C’est la période des petites phrases qui appellent quatre heures de labeur à tartiner-rédiger dessus, citations à l’appui si possible. Exemple, en 2022, année où Macronibus rempilait pour cinq ans, ce pensum « Revient-il à l’État de décider de ce qui est juste ? » ? Ben oui, pensait-il, enfin… quelle question ! … dans la même veine (ou déveine, au vu des sorties d’urnes récentes) notre Emmanuel national vient de produire un petit bijou de phrase, un mix de mea-culpa et de mais-je-me soigne, et qui donne ceci :
J’ai déchiré le voile de l’ignorance en même temps qu’un système qui, tout en le critiquant, s’accommodait à l’idée de ne pas donner la parole aux Français.
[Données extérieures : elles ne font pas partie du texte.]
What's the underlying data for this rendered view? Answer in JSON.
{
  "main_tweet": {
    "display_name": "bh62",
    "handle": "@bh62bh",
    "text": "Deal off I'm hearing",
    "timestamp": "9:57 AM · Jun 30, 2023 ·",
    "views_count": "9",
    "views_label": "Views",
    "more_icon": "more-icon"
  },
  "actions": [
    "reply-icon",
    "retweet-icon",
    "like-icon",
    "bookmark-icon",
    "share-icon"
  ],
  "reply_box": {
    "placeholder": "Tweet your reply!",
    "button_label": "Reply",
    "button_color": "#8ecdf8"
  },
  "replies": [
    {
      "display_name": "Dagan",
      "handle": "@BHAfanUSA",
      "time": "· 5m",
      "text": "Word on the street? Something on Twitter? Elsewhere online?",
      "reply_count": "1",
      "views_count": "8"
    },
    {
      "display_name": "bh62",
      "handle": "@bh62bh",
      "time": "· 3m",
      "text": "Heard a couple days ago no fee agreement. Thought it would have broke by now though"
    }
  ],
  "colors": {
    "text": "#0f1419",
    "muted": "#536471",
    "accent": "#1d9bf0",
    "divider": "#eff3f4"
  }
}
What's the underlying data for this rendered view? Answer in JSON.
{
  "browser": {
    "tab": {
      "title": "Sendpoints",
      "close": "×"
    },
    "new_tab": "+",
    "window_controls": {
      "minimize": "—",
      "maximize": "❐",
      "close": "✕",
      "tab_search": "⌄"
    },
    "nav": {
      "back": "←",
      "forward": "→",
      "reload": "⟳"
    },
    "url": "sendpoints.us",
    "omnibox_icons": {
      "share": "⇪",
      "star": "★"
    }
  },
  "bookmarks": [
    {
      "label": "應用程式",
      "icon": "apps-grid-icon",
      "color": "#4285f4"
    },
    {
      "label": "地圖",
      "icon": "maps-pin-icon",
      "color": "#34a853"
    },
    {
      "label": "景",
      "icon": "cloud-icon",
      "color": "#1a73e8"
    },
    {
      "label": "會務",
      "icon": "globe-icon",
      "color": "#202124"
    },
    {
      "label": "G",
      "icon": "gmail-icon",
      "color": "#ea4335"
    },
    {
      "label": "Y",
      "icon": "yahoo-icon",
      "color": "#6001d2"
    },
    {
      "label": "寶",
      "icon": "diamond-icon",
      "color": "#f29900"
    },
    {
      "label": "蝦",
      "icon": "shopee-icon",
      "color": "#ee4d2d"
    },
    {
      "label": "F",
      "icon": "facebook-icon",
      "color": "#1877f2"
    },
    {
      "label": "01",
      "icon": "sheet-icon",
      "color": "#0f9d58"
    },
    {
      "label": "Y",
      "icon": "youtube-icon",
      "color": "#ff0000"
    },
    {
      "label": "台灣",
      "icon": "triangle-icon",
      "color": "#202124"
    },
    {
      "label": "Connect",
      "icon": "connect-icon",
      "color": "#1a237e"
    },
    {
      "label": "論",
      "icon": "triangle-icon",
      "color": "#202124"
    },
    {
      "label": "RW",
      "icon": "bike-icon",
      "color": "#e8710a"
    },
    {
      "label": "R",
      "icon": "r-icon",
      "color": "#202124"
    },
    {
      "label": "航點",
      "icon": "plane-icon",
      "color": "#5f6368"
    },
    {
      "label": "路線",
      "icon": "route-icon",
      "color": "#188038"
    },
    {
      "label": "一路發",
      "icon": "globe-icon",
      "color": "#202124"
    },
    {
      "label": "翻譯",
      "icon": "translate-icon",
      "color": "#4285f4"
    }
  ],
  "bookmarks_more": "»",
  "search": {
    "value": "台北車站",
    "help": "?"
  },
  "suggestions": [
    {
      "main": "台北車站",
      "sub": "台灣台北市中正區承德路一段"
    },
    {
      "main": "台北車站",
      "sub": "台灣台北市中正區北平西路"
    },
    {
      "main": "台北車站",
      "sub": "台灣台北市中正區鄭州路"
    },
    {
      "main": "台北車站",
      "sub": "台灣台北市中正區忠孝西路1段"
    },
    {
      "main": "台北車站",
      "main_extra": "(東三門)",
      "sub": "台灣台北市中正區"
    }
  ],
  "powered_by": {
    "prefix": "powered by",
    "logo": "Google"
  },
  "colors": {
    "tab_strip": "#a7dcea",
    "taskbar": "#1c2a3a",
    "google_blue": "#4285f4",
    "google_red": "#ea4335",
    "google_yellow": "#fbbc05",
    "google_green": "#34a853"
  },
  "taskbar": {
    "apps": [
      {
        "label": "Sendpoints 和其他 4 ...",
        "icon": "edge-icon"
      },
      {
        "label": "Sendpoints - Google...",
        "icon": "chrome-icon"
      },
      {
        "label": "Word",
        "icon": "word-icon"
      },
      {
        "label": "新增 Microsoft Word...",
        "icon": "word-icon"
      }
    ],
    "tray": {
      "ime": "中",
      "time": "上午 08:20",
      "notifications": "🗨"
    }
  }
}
Bigre… vachement dur, comme sujet. Monsieur Jospin, l’inventeur du « sentiment d’insécurité » , avait, lui, fendu l’armure ; assez costaud, donc, ça ne se fend pas comme ça sur un coin de table. Notre actuel président, lui, déchire le voile (de l’ignorance) ; et, non content de cette action déchirante, « en même temps » donc (c’est une manie chez lui, quasiment sa marque de fabrique) il déchire un système… système apparemment assez fragile, ça se déchire comme une feuille de papier, un bout de tissu, etc.
Ce système, nous apprend-il, fait deux trucs simultanément (toujours, donc, « en même temps » : incorrigible) : il LE critique ( « tout en le critiquant » , qui ? quoi ? seule cible possible, c’est le voile de l’ignorance, what else ? ) ET il s’accommode à l’idée de…
Eh non, on n’a pas donné la parole aux Français. Pas la peine : c’est l’Etat qui décide de ce qui est juste, pas vrai ? C’est bien connu, en haut lieu, et puis c’est plus confortable. Mais avant de donner la parole aux Français, il faudrait s’enquérir, un tant soit peu, de leurs problèmes ! Le voilà, le voile de l’ignorance ; à supposer – acceptons-en l’augure – qu’il soit déchiré, surtout ne le raccommodez pas, fichez-le à la benne, ce funeste voile.
Monsieur Sarkozy, qui a vécu cinq ans derrière le même voile, est passé de l’autre côté, et a gagné avec la retraite le droit de faire, lui, des petites phrases sans retour de boomerang ou de manivelle, résume « les problèmes des Français » en trois mots lapidaires : l’identité, la sécurité, l’autorité. Pas les thèmes de la gauche, à l’évidence, du moins de la gauche actuelle, qui exècre et combat l’ordre républicain ; les thèmes du camp d’en face, qui, on l’a vu, ont fait un carton.
Ayant ainsi déchiré ET le voile de l’ignorance ET le système qui, gnagnagna…, gageons que notre courageux président va désormais donner la parole aux Français. Il lui reste grosso modo un peu moins de trois ans.